The kangaroo method is recommended to contribute to reducing infant mortality and morbidity and promote breastfeeding. The kangaroo method was first introduced in 1978 by Edgar Rey Sanabria in Colombia (69). The World Health Organization’s four components of the kangaroo method are early, continuous, and prolonged skin-to-skin contact between the mother and the baby, breastfeeding, early discharge from the healthcare facility, and close follow-up at home (70).
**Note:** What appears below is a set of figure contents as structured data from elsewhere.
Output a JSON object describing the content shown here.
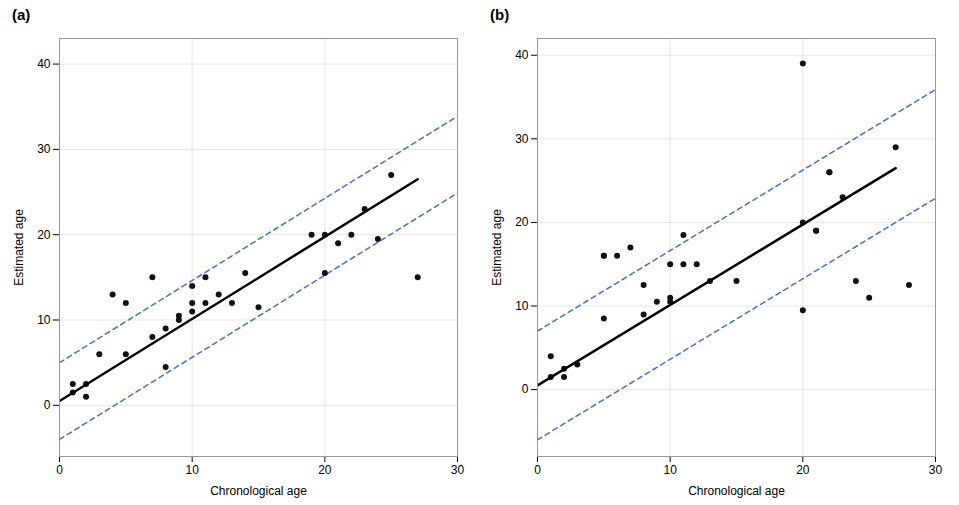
{
  "chart_data": [
    {
      "type": "scatter",
      "title": "(a)",
      "xlabel": "Chronological age",
      "ylabel": "Estimated age",
      "xlim": [
        0,
        30
      ],
      "ylim": [
        -6,
        43
      ],
      "xticks": [
        0,
        10,
        20,
        30
      ],
      "yticks": [
        0,
        10,
        20,
        30,
        40
      ],
      "grid": true,
      "series": [
        {
          "type": "line",
          "color": "#4472c4",
          "line_style": "dashed",
          "x": [
            0,
            30
          ],
          "values": [
            5.0,
            33.888888888888886
          ]
        },
        {
          "type": "line",
          "color": "#4472c4",
          "line_style": "dashed",
          "x": [
            0,
            30
          ],
          "values": [
            -4.0,
            24.88888888888889
          ]
        },
        {
          "type": "scatter",
          "color": "#111111",
          "marker": "circle",
          "x": [
            1,
            1,
            2,
            2,
            3,
            4,
            5,
            5,
            7,
            7,
            8,
            8,
            9,
            9,
            10,
            10,
            10,
            11,
            11,
            12,
            13,
            14,
            15,
            19,
            20,
            20,
            21,
            22,
            23,
            24,
            25,
            27
          ],
          "values": [
            2.5,
            1.5,
            2.5,
            1.0,
            6.0,
            13.0,
            6.0,
            12.0,
            15.0,
            8.0,
            4.5,
            9.0,
            10.5,
            10.0,
            14.0,
            12.0,
            11.0,
            15.0,
            12.0,
            13.0,
            12.0,
            15.5,
            11.5,
            20.0,
            20.0,
            15.5,
            19.0,
            20.0,
            23.0,
            19.5,
            27.0,
            15.0
          ]
        },
        {
          "type": "line",
          "color": "#000000",
          "line_style": "solid",
          "x": [
            0,
            27
          ],
          "values": [
            0.5,
            26.5
          ]
        }
      ]
    },
    {
      "type": "scatter",
      "title": "(b)",
      "xlabel": "Chronological age",
      "ylabel": "Estimated age",
      "xlim": [
        0,
        30
      ],
      "ylim": [
        -8,
        42
      ],
      "xticks": [
        0,
        10,
        20,
        30
      ],
      "yticks": [
        0,
        10,
        20,
        30,
        40
      ],
      "grid": true,
      "series": [
        {
          "type": "line",
          "color": "#4472c4",
          "line_style": "dashed",
          "x": [
            0,
            30
          ],
          "values": [
            7.0,
            35.888888888888886
          ]
        },
        {
          "type": "line",
          "color": "#4472c4",
          "line_style": "dashed",
          "x": [
            0,
            30
          ],
          "values": [
            -6.0,
            22.88888888888889
          ]
        },
        {
          "type": "scatter",
          "color": "#111111",
          "marker": "circle",
          "x": [
            1,
            1,
            2,
            2,
            3,
            5,
            5,
            5,
            6,
            7,
            8,
            8,
            9,
            10,
            10,
            10,
            11,
            11,
            12,
            13,
            15,
            20,
            20,
            20,
            21,
            21,
            22,
            22,
            23,
            24,
            25,
            27,
            28
          ],
          "values": [
            1.5,
            4.0,
            1.5,
            2.5,
            3.0,
            16.0,
            16.0,
            8.5,
            16.0,
            17.0,
            9.0,
            12.5,
            10.5,
            11.0,
            10.5,
            15.0,
            15.0,
            18.5,
            15.0,
            13.0,
            13.0,
            39.0,
            20.0,
            9.5,
            19.0,
            19.0,
            26.0,
            26.0,
            23.0,
            13.0,
            11.0,
            29.0,
            12.5
          ]
        },
        {
          "type": "line",
          "color": "#000000",
          "line_style": "solid",
          "x": [
            0,
            27
          ],
          "values": [
            0.5,
            26.5
          ]
        }
      ]
    }
  ]
}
Meta-analyses are showing that this method reduces mortality and morbidity rates in preterm and low birth weight infants (71, 72, 73). It has been shown that breastfeeding is extended by about 4 months with the kangaroo method, and thus, neonatal sepsis, hypothermia, hypoglycemia, and recurrent hospital visits are reduced, vital signs improve, head circumference increases, and pain scores decrease in infants who undergo this method (69). According to studies investigating the effects of the kangaroo method applied to preterm babies on attachment; this method stabilizes the physiological functions of the preterm baby, increases breastfeeding and weight gain, positively affects the mother-baby attachment, and reduces maternal stress (74, 75, 76, 77).
Protective measures such as:
• Screening for preterm birth risk factors
• Monitoring high-risk pregnancies
• Support expectant mothers from the pre-pregnancy period to the postpartum period in terms of mental health
• Better and more comprehensive pain management in neonatal intensive care units
• Shorter hospital stay
• Supporting mother-father-infant interaction in intensive care units
• Continuing caregiver support after discharge
• Education about infant care
• Mental health screening for preterm infants
Conclusions and Recommendations
The perinatal period and the first years of childhood are critical for lifelong mental health. Preterm birth directly affects the physical health of infants and causes psychosocial stressors. Studies have shown that preterm birth is a risk factor that can negatively affect infant attachment, neurodevelopment, temperament, and mental health. Attention should also be drawn to the negative effects of preterm birth on parental mental health. Protective interventions and multidisciplinary follow-up are necessary for preterm infants aiming for healthy mental development. In the post-preterm birth process, factors such as attachment, mother-infant interaction, parental mental health, and infant mental health can vary from month to month. Short-term follow-up or cross-sectional studies may lead to conflicting results. Most of these studies have limited samples and relatively short observation periods. With increasing survival rates, preterm infants have been divided into more subgroups according to gestational age. Births at 24 weeks and 34 weeks differ in many ways. There are limited follow-up studies comparing subgroups defined by gestational age. In conclusion, long-term studies are needed to understand the effects of preterm birth on secure attachment.